Turki Ottoman (1517-1924 M): Kekhalifahan Islam Terakhir di Dunia

Kekhalifahan Turki Utsmani, atau dikenal juga sebagai Ottoman dalam ejaan Barat, merupakan kekhalifahan Islam terbesar dan terakhir di bumi yang hadir pada akhir abad pertengahan dan awal era modern. Berbeda dari beberapa kekhalifahan Islam sebelumnya, Turki Utsmani bukan berasal dari Bangsa Arab, apalagi mengklaim silsilah keturunan Nabi Muhammad SAW. Kekhalifahan besar ini melainkan berawal dari suatu suku nomadik atau pengembara biasa dari bangsa Turki bernama Oghuz yang awalnya mendiami daerah Mongol dan daerah utara China.

Suku Nomadik yang Menjadi Dinasti

Suku Oghuz mulai mengenal dan memeluk ajaran Islam ketika menetap di Asia Tengah selama abad ke-8 dan 9. Suku ini kemudian mengembara ke Turkistan, Persia, lalu Irak. Ketika mereka mengembara di Irak, terjadi serangan-serangan orang-orang Mongol pimpinan Jenghis Khan, yang memaksa suku ini mencari tempat pengungsian ke tengah orang-orang Turki Seljuk di dataran tinggi Asia Kecil. Berkat hubungan baik yang terjalin antara kedua suku ini, Penguasa Seljuk menghadiahkan sebidang tanah di wilayah barat Anatolia, dekat perbatasan Romawi. Suku Oghuz semakin berkembang menjadi kekaisaran kecil yang beribukota di Syukud pasca tahun 1071.

Dinasti Utsmaniyyah pun resmi berdiri pada tahun 1299, ketika kepemimpinan suku Oghuz dipegang oleh Osman Gazi atau Utsman bin Urtughral atau Osman I (1294-1326). Di masa Osman I, dinasti ini berhasil memperluas batas pemukiman Turki hingga ke perbatasan Kekaisaran Byzantium di Asia Kecil. Dari Dinasti Utsmaniyyah, gelar “Kekhalifahan Islam” sendiri baru berhasil diraih untuk pertama kalinya di tahun 1517 oleh Sultan Selim I setelah sukses menaklukkan Kesultanan Mamluk.
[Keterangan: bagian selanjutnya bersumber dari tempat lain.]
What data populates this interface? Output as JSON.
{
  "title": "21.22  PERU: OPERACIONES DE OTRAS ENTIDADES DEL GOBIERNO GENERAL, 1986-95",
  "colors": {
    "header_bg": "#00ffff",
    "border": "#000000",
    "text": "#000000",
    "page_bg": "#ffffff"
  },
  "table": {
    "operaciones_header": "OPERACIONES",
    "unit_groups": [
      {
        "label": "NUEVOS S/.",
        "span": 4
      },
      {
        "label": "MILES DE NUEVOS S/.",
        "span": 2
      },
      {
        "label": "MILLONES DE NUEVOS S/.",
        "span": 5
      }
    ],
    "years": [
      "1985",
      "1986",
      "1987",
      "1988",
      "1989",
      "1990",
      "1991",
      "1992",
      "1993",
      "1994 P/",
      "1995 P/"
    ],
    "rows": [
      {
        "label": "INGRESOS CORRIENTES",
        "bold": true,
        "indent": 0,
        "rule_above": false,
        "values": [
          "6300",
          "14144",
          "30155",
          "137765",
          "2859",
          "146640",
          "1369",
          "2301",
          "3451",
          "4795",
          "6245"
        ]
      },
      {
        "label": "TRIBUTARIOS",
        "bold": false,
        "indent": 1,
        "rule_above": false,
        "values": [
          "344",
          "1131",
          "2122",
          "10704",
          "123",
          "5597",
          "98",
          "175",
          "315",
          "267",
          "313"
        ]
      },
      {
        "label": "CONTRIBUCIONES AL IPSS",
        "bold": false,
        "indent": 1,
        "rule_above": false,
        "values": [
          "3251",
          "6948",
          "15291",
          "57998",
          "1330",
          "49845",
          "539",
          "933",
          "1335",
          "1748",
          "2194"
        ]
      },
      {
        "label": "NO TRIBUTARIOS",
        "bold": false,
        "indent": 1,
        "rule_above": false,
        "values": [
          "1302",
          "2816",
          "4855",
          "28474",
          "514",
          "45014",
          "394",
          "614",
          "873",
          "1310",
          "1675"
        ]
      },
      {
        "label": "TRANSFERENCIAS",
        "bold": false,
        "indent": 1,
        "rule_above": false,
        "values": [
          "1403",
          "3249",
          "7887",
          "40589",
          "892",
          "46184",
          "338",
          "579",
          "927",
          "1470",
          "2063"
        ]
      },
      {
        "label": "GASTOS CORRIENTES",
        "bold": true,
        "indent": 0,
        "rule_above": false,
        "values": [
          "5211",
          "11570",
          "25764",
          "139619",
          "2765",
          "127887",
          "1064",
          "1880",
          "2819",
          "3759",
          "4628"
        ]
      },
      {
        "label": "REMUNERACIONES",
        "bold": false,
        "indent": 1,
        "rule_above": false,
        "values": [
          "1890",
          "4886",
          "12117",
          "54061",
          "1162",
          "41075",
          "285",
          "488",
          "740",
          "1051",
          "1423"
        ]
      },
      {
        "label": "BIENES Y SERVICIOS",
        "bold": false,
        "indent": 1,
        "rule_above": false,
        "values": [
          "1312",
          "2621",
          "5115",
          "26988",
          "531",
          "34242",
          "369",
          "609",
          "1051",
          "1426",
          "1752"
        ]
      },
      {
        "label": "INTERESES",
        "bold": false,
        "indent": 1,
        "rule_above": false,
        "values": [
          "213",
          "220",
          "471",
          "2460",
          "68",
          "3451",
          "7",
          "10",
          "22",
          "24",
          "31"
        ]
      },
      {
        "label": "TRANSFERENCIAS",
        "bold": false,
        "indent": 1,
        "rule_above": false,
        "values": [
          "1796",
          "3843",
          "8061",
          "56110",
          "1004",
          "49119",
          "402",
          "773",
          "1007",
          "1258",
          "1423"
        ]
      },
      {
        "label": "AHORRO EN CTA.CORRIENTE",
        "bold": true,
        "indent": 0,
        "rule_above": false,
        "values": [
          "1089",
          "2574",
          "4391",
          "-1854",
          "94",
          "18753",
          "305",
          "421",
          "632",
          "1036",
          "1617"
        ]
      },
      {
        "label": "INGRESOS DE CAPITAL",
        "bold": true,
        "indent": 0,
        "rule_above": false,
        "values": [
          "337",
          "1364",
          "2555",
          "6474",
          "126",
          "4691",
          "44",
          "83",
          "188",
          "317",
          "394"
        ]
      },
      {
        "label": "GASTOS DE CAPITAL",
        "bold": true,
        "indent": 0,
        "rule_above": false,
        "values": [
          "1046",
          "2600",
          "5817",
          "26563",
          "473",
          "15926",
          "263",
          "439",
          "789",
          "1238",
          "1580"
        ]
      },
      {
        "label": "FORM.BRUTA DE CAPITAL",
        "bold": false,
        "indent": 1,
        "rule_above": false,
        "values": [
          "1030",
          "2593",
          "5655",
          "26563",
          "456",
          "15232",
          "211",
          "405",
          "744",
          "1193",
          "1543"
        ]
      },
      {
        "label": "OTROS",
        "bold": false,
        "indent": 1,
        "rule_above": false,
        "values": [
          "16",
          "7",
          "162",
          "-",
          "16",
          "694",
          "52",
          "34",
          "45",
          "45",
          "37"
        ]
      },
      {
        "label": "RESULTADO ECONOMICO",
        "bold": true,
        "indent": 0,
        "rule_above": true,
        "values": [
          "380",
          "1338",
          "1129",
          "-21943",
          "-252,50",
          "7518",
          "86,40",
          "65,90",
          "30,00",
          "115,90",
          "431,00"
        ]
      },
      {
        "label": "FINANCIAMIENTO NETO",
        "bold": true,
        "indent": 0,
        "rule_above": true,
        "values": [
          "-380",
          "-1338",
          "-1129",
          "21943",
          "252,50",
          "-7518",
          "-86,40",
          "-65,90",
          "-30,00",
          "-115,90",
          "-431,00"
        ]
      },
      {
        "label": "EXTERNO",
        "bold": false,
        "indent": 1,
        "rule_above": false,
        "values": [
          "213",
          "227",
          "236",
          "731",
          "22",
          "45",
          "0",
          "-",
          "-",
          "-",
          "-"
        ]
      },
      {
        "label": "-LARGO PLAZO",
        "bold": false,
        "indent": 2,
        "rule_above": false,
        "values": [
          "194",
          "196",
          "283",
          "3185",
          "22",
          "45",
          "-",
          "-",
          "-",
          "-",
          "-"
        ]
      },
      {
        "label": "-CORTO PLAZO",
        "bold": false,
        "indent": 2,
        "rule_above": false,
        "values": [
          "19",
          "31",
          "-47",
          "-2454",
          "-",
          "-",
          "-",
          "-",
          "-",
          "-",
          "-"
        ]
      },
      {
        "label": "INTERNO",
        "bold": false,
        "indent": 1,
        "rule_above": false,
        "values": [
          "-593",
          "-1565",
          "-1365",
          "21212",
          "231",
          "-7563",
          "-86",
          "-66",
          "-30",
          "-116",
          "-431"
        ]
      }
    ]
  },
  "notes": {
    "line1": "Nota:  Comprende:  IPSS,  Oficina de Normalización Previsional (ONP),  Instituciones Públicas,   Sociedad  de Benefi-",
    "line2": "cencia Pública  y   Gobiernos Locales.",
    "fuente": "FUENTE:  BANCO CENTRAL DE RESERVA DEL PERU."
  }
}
Penaklukan ini sekaligus menandai berakhirnya Kekhalifahan Abbasiyah (yang beraliansi dengan Mamluk) dan naiknya Turki Utsmaniyyah atau Ottoman sebagai khalifah baru umat Muslim dunia.

Kekhalifahan Turki Utsmani berkuasa cukup lama, yakni sekitar 625 tahun, dan berjaya antara tahun 1517-1924 M. Dengan periode waktu selama itu, tentu saja kekhalifahan ini menghadirkan suatu peradaban Islam yang baru. Wilayah kekuasaannya mencakup semenanjung Arab hingga Asia Selatan, menjadikan Turki Utsmaniyyah kekhalifahan yang multinasional, multietnis, dan multilingual sebagai perpaduan antara kebudayaan Persia, Bizantium, dan Arab. Peradaban Islam baru yang berkembang ini kemudian menghadirkan berbagai kemajuan baik di bidang kesenian, ilmu pengetahuan, bahkan pengobatan medis.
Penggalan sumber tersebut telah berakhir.